Huh. weird. uh, do you know what happened?


As to the meteorite thing, I think there has only been one documented case of a person getting hit by a meteorite. I'm guessing there are at least a few more cases of them entering houses (meteorites, not people getting hit by them (though, I imagine that person did enter other dwellings...))

Anyways, it's a pretty rare thing...


----------



## FlyingHellFish (Nov 5, 2011)

Uhm.... it was a magical meteorite.


----------



## Darkblade48 (Jan 4, 2008)

lochaber said:


> Huh. weird. uh, do you know what happened?
> 
> 
> As to the meteorite thing, I think there has only been one documented case of a person getting hit by a meteorite. I'm guessing there are at least a few more cases of them entering houses (meteorites, not people getting hit by them (though, I imagine that person did enter other dwellings...))
> ...


Clearly a joke 

The HC carpet looks like it grew too thick, strangling the lower parts of the carpet and causing the entire mass to partially float up.

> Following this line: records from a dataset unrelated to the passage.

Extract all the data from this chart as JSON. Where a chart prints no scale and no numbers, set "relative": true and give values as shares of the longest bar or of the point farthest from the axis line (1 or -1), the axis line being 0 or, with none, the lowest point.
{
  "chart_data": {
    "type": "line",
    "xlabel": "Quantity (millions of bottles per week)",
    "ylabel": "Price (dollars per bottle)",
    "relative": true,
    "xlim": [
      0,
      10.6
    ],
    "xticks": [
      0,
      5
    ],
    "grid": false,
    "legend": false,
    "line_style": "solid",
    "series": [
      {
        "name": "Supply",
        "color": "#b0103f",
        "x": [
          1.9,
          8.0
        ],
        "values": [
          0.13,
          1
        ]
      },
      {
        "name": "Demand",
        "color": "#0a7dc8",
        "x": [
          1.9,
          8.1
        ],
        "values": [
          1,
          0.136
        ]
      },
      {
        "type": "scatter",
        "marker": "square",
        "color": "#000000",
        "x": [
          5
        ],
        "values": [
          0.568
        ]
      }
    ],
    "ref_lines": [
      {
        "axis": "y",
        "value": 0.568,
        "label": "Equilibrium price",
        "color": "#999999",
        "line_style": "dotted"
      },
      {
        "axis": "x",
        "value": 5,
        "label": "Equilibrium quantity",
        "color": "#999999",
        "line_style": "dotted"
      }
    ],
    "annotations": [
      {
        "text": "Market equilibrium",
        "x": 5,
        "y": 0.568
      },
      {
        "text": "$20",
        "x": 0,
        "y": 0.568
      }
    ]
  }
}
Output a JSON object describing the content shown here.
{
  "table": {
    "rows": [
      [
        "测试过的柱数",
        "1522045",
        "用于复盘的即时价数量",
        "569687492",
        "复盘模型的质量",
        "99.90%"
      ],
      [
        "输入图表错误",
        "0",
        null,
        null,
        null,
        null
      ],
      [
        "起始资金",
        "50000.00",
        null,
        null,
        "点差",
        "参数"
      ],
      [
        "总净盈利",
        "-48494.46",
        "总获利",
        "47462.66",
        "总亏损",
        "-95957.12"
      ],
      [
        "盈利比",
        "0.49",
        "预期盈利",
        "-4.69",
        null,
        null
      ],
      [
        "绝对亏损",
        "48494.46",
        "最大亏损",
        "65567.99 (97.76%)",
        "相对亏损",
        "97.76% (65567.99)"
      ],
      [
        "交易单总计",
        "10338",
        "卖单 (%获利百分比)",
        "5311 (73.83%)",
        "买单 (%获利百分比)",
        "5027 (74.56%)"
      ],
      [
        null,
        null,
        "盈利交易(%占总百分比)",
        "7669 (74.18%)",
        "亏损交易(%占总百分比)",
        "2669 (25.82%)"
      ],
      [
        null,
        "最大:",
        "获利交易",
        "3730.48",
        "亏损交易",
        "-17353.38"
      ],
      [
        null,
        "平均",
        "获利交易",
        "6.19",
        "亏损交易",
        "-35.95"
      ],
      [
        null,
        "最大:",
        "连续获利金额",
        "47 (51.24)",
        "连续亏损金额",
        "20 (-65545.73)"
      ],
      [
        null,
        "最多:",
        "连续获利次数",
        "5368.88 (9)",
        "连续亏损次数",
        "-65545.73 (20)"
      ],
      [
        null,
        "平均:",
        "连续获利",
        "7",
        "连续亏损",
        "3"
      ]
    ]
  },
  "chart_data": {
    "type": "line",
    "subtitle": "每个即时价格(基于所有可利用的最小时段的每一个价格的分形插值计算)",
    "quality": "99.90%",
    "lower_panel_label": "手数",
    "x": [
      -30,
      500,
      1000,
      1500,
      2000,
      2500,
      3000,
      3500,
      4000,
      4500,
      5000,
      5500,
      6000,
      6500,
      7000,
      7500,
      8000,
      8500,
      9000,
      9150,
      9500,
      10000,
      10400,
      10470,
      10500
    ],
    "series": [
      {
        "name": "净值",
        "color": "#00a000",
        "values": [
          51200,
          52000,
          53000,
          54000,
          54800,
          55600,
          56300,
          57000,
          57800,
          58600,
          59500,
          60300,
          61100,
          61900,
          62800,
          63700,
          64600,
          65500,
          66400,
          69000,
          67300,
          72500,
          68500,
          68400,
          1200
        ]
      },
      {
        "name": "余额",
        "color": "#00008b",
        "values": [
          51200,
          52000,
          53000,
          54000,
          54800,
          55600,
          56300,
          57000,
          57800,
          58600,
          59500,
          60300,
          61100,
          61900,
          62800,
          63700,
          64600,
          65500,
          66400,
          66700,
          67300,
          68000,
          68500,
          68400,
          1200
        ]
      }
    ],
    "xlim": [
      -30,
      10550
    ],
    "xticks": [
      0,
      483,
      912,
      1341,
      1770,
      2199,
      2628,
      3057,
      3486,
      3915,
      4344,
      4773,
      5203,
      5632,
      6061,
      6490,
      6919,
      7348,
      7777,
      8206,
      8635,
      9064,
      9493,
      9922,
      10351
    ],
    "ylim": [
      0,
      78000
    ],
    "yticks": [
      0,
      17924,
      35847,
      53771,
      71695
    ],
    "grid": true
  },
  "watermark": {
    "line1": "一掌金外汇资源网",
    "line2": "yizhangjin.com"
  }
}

Almost as good as my dancing _Riccia fluitans_ mats


----------



## pirayaman (Mar 30, 2008)

that sucks. how do u combat it getting to think and floating. trimming i guess?


----------



## Darkblade48 (Jan 4, 2008)

pirayaman said:


> that sucks. how do u combat it getting to think and floating. trimming i guess?


Constant trimming to ensure that the top layer does not strangle out the lower layer will prevent mats of plants from floating. Carpets are all about maintenance.


----------



## FlyingHellFish (Nov 5, 2011)

I almost fix the carpet too! It was that damn Hydrocotyle sibthorpioides and it's crazy veins. As I was trimming the carpet, I thought I saw a loose HC Cuba stem so I picked at it. Usually it IS a Cuba stem and I just pat down the carpet after the trim, but no, not this time.

A gentle pull and off it went, along with a few mat of HC Cuba. If you look closely at the second picture, you can see the white vein. I hated how stems of Hydrocotyle sibthorpioides would pop up in the middle of the lawn. Blast you inferno Hydrocotyle sibthorpioides!


----------